I can't imagine managing lots of such systems, but a handful sounds doable, which is all you need sometimes.
I'm currently speccing out a system for an internal application that processes huge amounts of data. So far the plan is to just use standard Postgres on Debian on a huge "pet" server with hundreds of GBs of RAM and redundant 4TB NVME drives and call it a day. It's sized for peak load so no need for any kind of scaling beyond that, and it's a single machine using well-tested software (and default configs whenever possible) so maintenance should be minimal (it'll also be isolated onto its own network and only ever accessed by trusted users so the need for timely updates is minimal too).
It's doable, believe me. Linux was always reliable, but its reliability improvements didn't stop over the years, so keeping a lot servers up to date, and running smoothly is easier than 15 years ago.
We have a lot of pets and cattle servers. Cattles can be installed in 150+ batches in 15-20 minutes or so, with zero intervention after initial triggering.
Pets are rarely re-installed. We generally upgrade them over generations, and they don't consume much time after initial configuration which are well documented.
I prefer to manage some of them via Salt, but it's rather an exercise for understanding how these things work, rather than a must.
In today's world, hardware is less resilient than the Linux installation running on top of it, so if you are going to build such monolith, spec it to be as redundant and hot-swappable as much as you can. Otherwise murphy may find ways to break your hardware in creative ways.
They should only be years behind given very unlucky timing, ie, upstream releases a new version right after the stable feature freeze.
Whatever the latest version is at the time of Debian's feature freeze, that will be the version for the life of that Debian release. That's basically the point of Debian—the world will never change out from under you.
> They should only be years behind given very unlucky timing, ie, upstream releases a new version right after the stable feature freeze.
Literally the first package I looked up is shipping a January 2020 version in bullseye despite freezes not starting until 2021. And yes, there were additional stable releases in 2020.
Stable is released every 2 years, so <=2 at most, and yes on purpose? Isn't that kinda the whole point of releases like Windows LTSC, Red Hat, etc.? That you actively do not want these updates, only security fixes?
Backporting security fixes is forking the software though.
There have been instances where upstream and Debian frozen version have drifted far enough apart that the security backport was done incorrectly and introduced a new CVE. Off the top of my head this happens for Apache more than once.
I for one appreciate the BSD "OS and packages are separate" so my software can be updated but my OS is stable
For apache I never heard about that. Instead the issue I heard about was that debian organises/manages apache quite differently, nothing about version drift.
This will be hosted by Hetzner, OVH or a suitable equivalent, so the “SLA” is based on assuming that they’ll rectify any hardware failures within 2 days.
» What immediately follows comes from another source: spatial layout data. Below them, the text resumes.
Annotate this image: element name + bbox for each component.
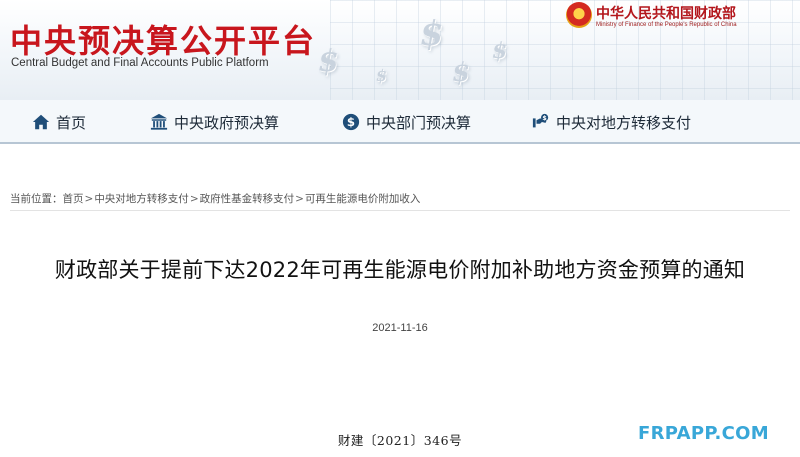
- nav-item-label: 中央对地方转移支付: [556, 113, 692, 132]
- ministry-logo[interactable]: 中华人民共和国财政部 Ministry of Finance of the Pe…: [566, 2, 796, 34]
- breadcrumb-prefix: 当前位置：: [10, 193, 63, 205]
- ministry-name-cn: 中华人民共和国财政部: [596, 6, 736, 22]
- breadcrumb-link-home[interactable]: 首页: [63, 191, 84, 206]
- svg-text:$: $: [347, 115, 355, 129]
- article-date: 2021-11-16: [372, 322, 428, 334]
- breadcrumb-separator: >: [295, 192, 304, 205]
- article-title: 财政部关于提前下达2022年可再生能源电价附加补助地方资金预算的通知: [54, 258, 746, 282]
- site-title[interactable]: 中央预决算公开平台: [10, 16, 316, 62]
- nav-item-central-government-budget[interactable]: 中央政府预决算: [150, 110, 279, 134]
- ministry-name-en: Ministry of Finance of the People's Repu…: [596, 22, 737, 28]
- nav-item-home[interactable]: 首页: [32, 110, 86, 134]
- svg-text:$: $: [542, 115, 546, 122]
- nav-item-transfer-payment[interactable]: $ 中央对地方转移支付: [532, 110, 691, 134]
- breadcrumb-separator: >: [189, 192, 199, 205]
- nav-item-label: 首页: [56, 113, 87, 132]
- header-banner: $ $ $ $ $ 中央预决算公开平台 Central Budget and F…: [0, 0, 800, 100]
- government-building-icon: [150, 113, 168, 131]
- nav-item-central-department-budget[interactable]: $ 中央部门预决算: [342, 110, 471, 134]
- breadcrumb-link-renewable-energy-surcharge[interactable]: 可再生能源电价附加收入: [305, 191, 421, 206]
- transfer-payment-icon: $: [532, 113, 550, 131]
- site-subtitle: Central Budget and Final Accounts Public…: [11, 57, 269, 69]
- breadcrumb: 当前位置： 首页 > 中央对地方转移支付 > 政府性基金转移支付 > 可再生能源…: [10, 191, 420, 206]
- watermark: FRPAPP.COM: [638, 423, 769, 444]
- national-emblem-icon: [566, 2, 592, 28]
- nav-item-label: 中央政府预决算: [174, 113, 280, 132]
- breadcrumb-link-transfer-payment[interactable]: 中央对地方转移支付: [94, 191, 189, 206]
- breadcrumb-link-government-fund-transfer[interactable]: 政府性基金转移支付: [200, 191, 295, 206]
- dollar-coin-icon: $: [342, 113, 360, 131]
- main-nav: 首页 中央政府预决算 $ 中央部门预决算 $ 中央对地方转移支付: [0, 100, 800, 144]
- nav-item-label: 中央部门预决算: [366, 113, 472, 132]
- divider: [10, 210, 790, 211]
- home-icon: [32, 113, 50, 131]
- breadcrumb-separator: >: [84, 192, 94, 205]
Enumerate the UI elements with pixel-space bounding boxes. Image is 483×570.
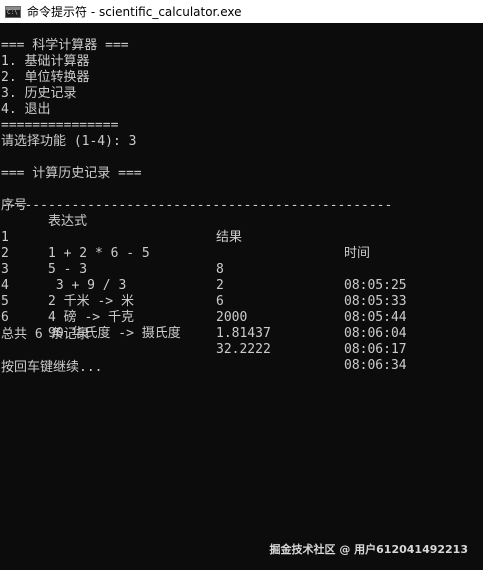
history-column-headers: 序号 表达式 结果 时间 xyxy=(1,182,370,261)
table-row: 1 1 + 2 * 6 - 5 8 08:05:25 xyxy=(1,214,407,293)
menu-item-unit: 2. 单位转换器 xyxy=(1,70,90,85)
row-time: 08:06:04 xyxy=(344,326,407,341)
table-row: 3 3 + 9 / 3 6 08:05:44 xyxy=(1,246,407,325)
column-result: 结果 xyxy=(216,230,243,245)
row-result: 2000 xyxy=(216,310,248,325)
menu-item-basic: 1. 基础计算器 xyxy=(1,54,90,69)
column-expression: 表达式 xyxy=(48,214,88,229)
history-header: === 计算历史记录 === xyxy=(1,166,142,181)
menu-header: === 科学计算器 === xyxy=(1,38,129,53)
row-time: 08:05:33 xyxy=(344,294,407,309)
menu-item-exit: 4. 退出 xyxy=(1,102,51,117)
continue-prompt: 按回车键继续... xyxy=(1,360,103,375)
row-time: 08:06:34 xyxy=(344,358,407,373)
cmd-icon xyxy=(5,5,21,18)
row-time: 08:05:25 xyxy=(344,278,407,293)
row-result: 32.2222 xyxy=(216,342,271,357)
row-expression: 4 磅 -> 千克 xyxy=(48,310,134,325)
table-row: 5 4 磅 -> 千克 1.81437 08:06:17 xyxy=(1,278,407,357)
row-expression: 1 + 2 * 6 - 5 xyxy=(48,246,150,261)
title-bar[interactable]: 命令提示符 - scientific_calculator.exe xyxy=(0,0,483,23)
row-time: 08:06:17 xyxy=(344,342,407,357)
table-row: 2 5 - 3 2 08:05:33 xyxy=(1,230,407,309)
row-index: 6 xyxy=(1,310,9,325)
table-row: 4 2 千米 -> 米 2000 08:06:04 xyxy=(1,262,407,341)
menu-divider: =============== xyxy=(1,118,119,133)
row-expression: 5 - 3 xyxy=(48,262,88,277)
window-title: 命令提示符 - scientific_calculator.exe xyxy=(27,5,242,19)
row-expression: 3 + 9 / 3 xyxy=(48,278,127,293)
row-expression: 2 千米 -> 米 xyxy=(48,294,134,309)
history-separator: ----------------------------------------… xyxy=(1,198,393,213)
row-result: 6 xyxy=(216,294,224,309)
console-window: 命令提示符 - scientific_calculator.exe === 科学… xyxy=(0,0,483,570)
row-time: 08:05:44 xyxy=(344,310,407,325)
menu-item-history: 3. 历史记录 xyxy=(1,86,77,101)
column-time: 时间 xyxy=(344,246,371,261)
watermark: 掘金技术社区 @ 用户612041492213 xyxy=(269,543,468,556)
row-result: 2 xyxy=(216,278,224,293)
table-row: 6 90 华氏度 -> 摄氏度 32.2222 08:06:34 xyxy=(1,294,407,373)
console-output[interactable]: === 科学计算器 === 1. 基础计算器 2. 单位转换器 3. 历史记录 … xyxy=(0,23,483,570)
history-total: 总共 6 条记录 xyxy=(1,327,90,342)
row-result: 8 xyxy=(216,262,224,277)
choice-prompt: 请选择功能 (1-4): 3 xyxy=(1,134,137,149)
row-result: 1.81437 xyxy=(216,326,271,341)
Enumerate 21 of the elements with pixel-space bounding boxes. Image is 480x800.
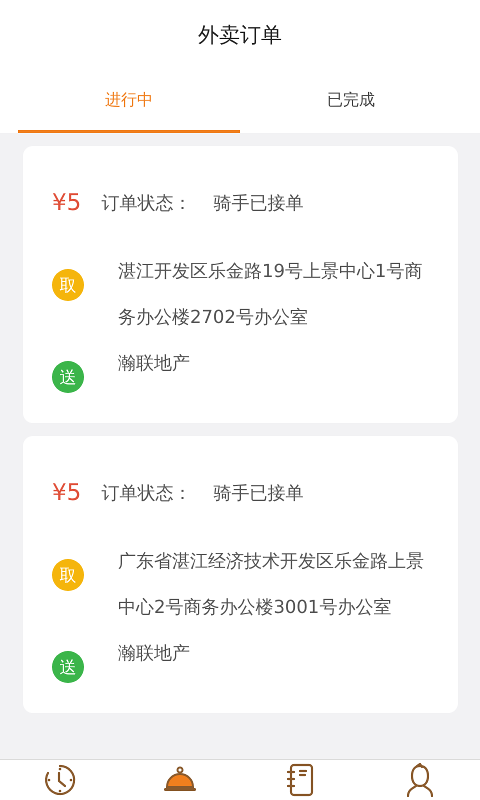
address-text: 湛江开发区乐金路19号上景中心1号商务办公楼2702号办公室 (118, 260, 424, 330)
clock-icon[interactable] (43, 763, 77, 797)
order-price: ¥5 (52, 190, 82, 216)
stop-badge: 送 (52, 651, 84, 683)
notebook-icon[interactable] (286, 763, 314, 797)
order-card[interactable]: ¥5 订单状态： 骑手已接单 取 湛江开发区乐金路19号上景中心1号商务办公楼2702号办公室 送 瀚联地产 (23, 146, 458, 423)
address-text: 广东省湛江经济技术开发区乐金路上景中心2号商务办公楼3001号办公室 (118, 550, 425, 620)
address-text: 瀚联地产 (118, 352, 190, 376)
order-status: 骑手已接单 (213, 192, 304, 215)
person-icon[interactable] (405, 763, 435, 797)
order-price: ¥5 (52, 480, 82, 506)
stop-badge: 取 (52, 269, 84, 301)
tab[interactable]: 已完成 (240, 70, 462, 133)
address-text: 瀚联地产 (118, 642, 190, 666)
order-status: 骑手已接单 (213, 482, 304, 505)
page-title: 外卖订单 (197, 22, 283, 49)
stop-badge: 送 (52, 361, 84, 393)
order-card[interactable]: ¥5 订单状态： 骑手已接单 取 广东省湛江经济技术开发区乐金路上景中心2号商务办公楼3001号办公室 送 瀚联地产 (23, 436, 458, 713)
status-label: 订单状态： (101, 482, 192, 505)
stop-badge: 取 (52, 559, 84, 591)
status-label: 订单状态： (101, 192, 192, 215)
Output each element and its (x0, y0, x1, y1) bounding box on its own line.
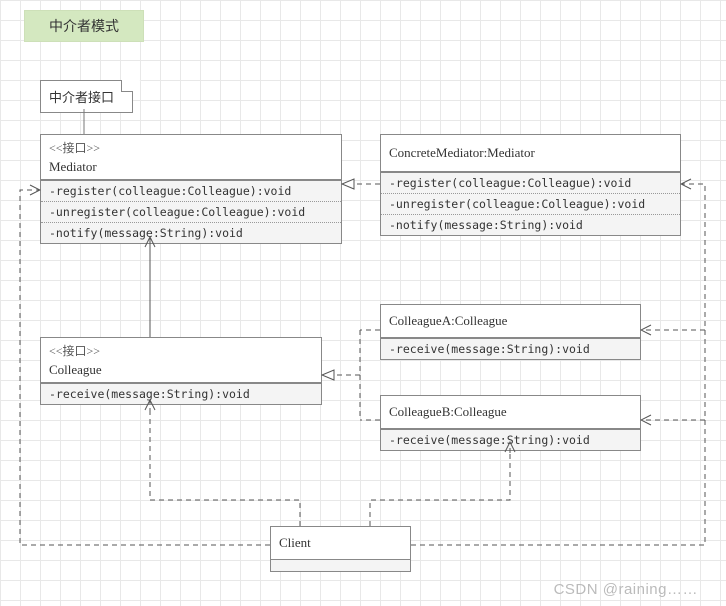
note-label: 中介者接口 (49, 90, 114, 105)
concrete-mediator-method: -notify(message:String):void (381, 215, 680, 235)
class-concrete-mediator: ConcreteMediator:Mediator -register(coll… (380, 134, 681, 236)
colleague-a-name: ColleagueA:Colleague (389, 309, 632, 333)
colleague-method: -receive(message:String):void (41, 384, 321, 404)
mediator-name: Mediator (49, 156, 333, 175)
class-client: Client (270, 526, 411, 572)
concrete-mediator-name: ConcreteMediator:Mediator (389, 139, 672, 167)
note-mediator-interface: 中介者接口 (40, 80, 133, 113)
class-colleague-b: ColleagueB:Colleague -receive(message:St… (380, 395, 641, 451)
watermark: CSDN @raining…… (554, 581, 698, 598)
colleague-stereotype: <<接口>> (49, 342, 313, 359)
colleague-b-method: -receive(message:String):void (381, 430, 640, 450)
concrete-mediator-method: -register(colleague:Colleague):void (381, 173, 680, 194)
mediator-method: -register(colleague:Colleague):void (41, 181, 341, 202)
class-colleague-a: ColleagueA:Colleague -receive(message:St… (380, 304, 641, 360)
diagram-title: 中介者模式 (24, 10, 144, 42)
client-name: Client (279, 531, 402, 555)
mediator-method: -notify(message:String):void (41, 223, 341, 243)
class-mediator: <<接口>> Mediator -register(colleague:Coll… (40, 134, 342, 244)
colleague-name: Colleague (49, 359, 313, 378)
mediator-stereotype: <<接口>> (49, 139, 333, 156)
mediator-method: -unregister(colleague:Colleague):void (41, 202, 341, 223)
class-colleague: <<接口>> Colleague -receive(message:String… (40, 337, 322, 405)
concrete-mediator-method: -unregister(colleague:Colleague):void (381, 194, 680, 215)
colleague-a-method: -receive(message:String):void (381, 339, 640, 359)
colleague-b-name: ColleagueB:Colleague (389, 400, 632, 424)
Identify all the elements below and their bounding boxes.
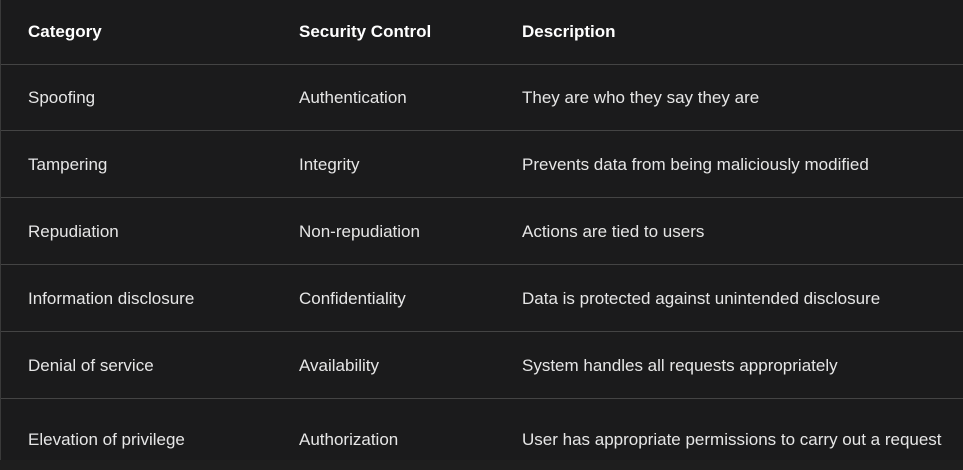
control-cell: Availability xyxy=(299,355,380,375)
table-row: Information disclosure Confidentiality D… xyxy=(1,266,963,332)
header-security-control: Security Control xyxy=(299,22,432,41)
stride-table: Category Security Control Description Sp… xyxy=(0,0,963,460)
control-cell: Confidentiality xyxy=(299,288,406,308)
description-cell: Data is protected against unintended dis… xyxy=(522,288,881,308)
description-cell: Actions are tied to users xyxy=(522,221,705,241)
control-cell: Integrity xyxy=(299,154,360,174)
table-header-row: Category Security Control Description xyxy=(1,0,963,65)
table-row: Spoofing Authentication They are who the… xyxy=(1,65,963,131)
table-row: Repudiation Non-repudiation Actions are … xyxy=(1,199,963,265)
category-cell: Repudiation xyxy=(28,221,119,241)
header-description: Description xyxy=(522,22,616,41)
description-cell: They are who they say they are xyxy=(522,87,760,107)
header-category: Category xyxy=(28,22,102,41)
category-cell: Denial of service xyxy=(28,355,154,375)
category-cell: Information disclosure xyxy=(28,288,195,308)
description-cell: System handles all requests appropriatel… xyxy=(522,355,838,375)
category-cell: Spoofing xyxy=(28,87,96,107)
control-cell: Non-repudiation xyxy=(299,221,420,241)
table-row: Tampering Integrity Prevents data from b… xyxy=(1,132,963,198)
table-row: Elevation of privilege Authorization Use… xyxy=(1,400,963,460)
control-cell: Authentication xyxy=(299,87,407,107)
description-cell: Prevents data from being maliciously mod… xyxy=(522,154,869,174)
category-cell: Tampering xyxy=(28,154,108,174)
table-row: Denial of service Availability System ha… xyxy=(1,333,963,399)
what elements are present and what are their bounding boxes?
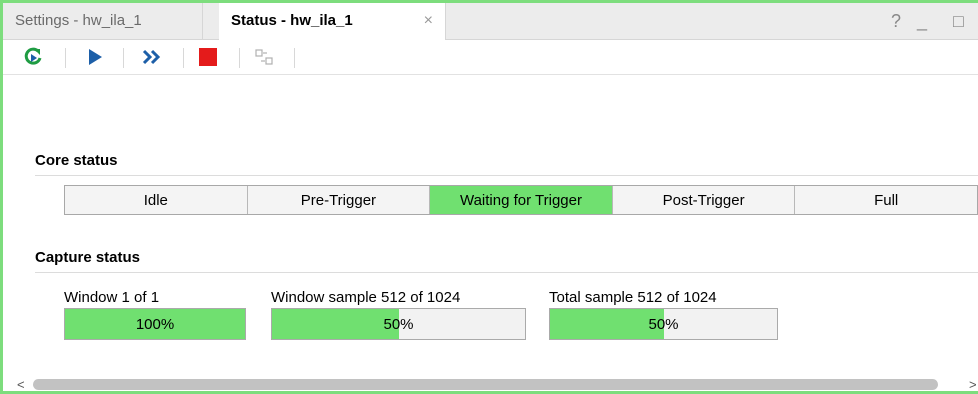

I this case I’ll gamble on backups with the idea that in the worst case scenario it takes us less that an hour or rebuild the machine on a different provider such as AWS.
The machine itself is only really required for a few days every quarter, with a few days’ worth of leeway if we fail. Therefore I feel this is a acceptable risk.
that sounds like a fun project, but you definately want to still automate its setup with something like ansible, saltstack, puppet, etc.
Because someday, you'll get a new pet, with much more CPU power you'll want to migrate to. Or maybe rather than upgrade to a newer version, plus reconfigure disks, etc, its just easier to move to a new system, etc. Or the system just plain dies, DC burns down, etc, and you need to quickly use DR to get it setup on a new system. Having all those configs, settings, application's you install, etc, defined in a tool like ansible, and then checked into git is just about priceless especially for pets or snowflakes.
I agree, learning Ansible (or equivalent) is on my todo list.
I the meantime, a document (and maybe a shell script) with commands explaining how to reinstall the machine from an environment provided by the hosting provider (a PXE-booted Debian) is enough considering the machine is only critically required for a few days every quarter and needs only softwares that’s already packaged by the distribution.
I'm currently speccing out a system for an internal application that processes huge amounts of data. So far the plan is to just use standard Postgres on Debian on a huge "pet" server with hundreds of GBs of RAM and redundant 4TB NVME drives and call it a day. It's sized for peak load so no need for any kind of scaling beyond that, and it's a single machine using well-tested software (and default configs whenever possible) so maintenance should be minimal (it'll also be isolated onto its own network and only ever accessed by trusted users so the need for timely updates is minimal too).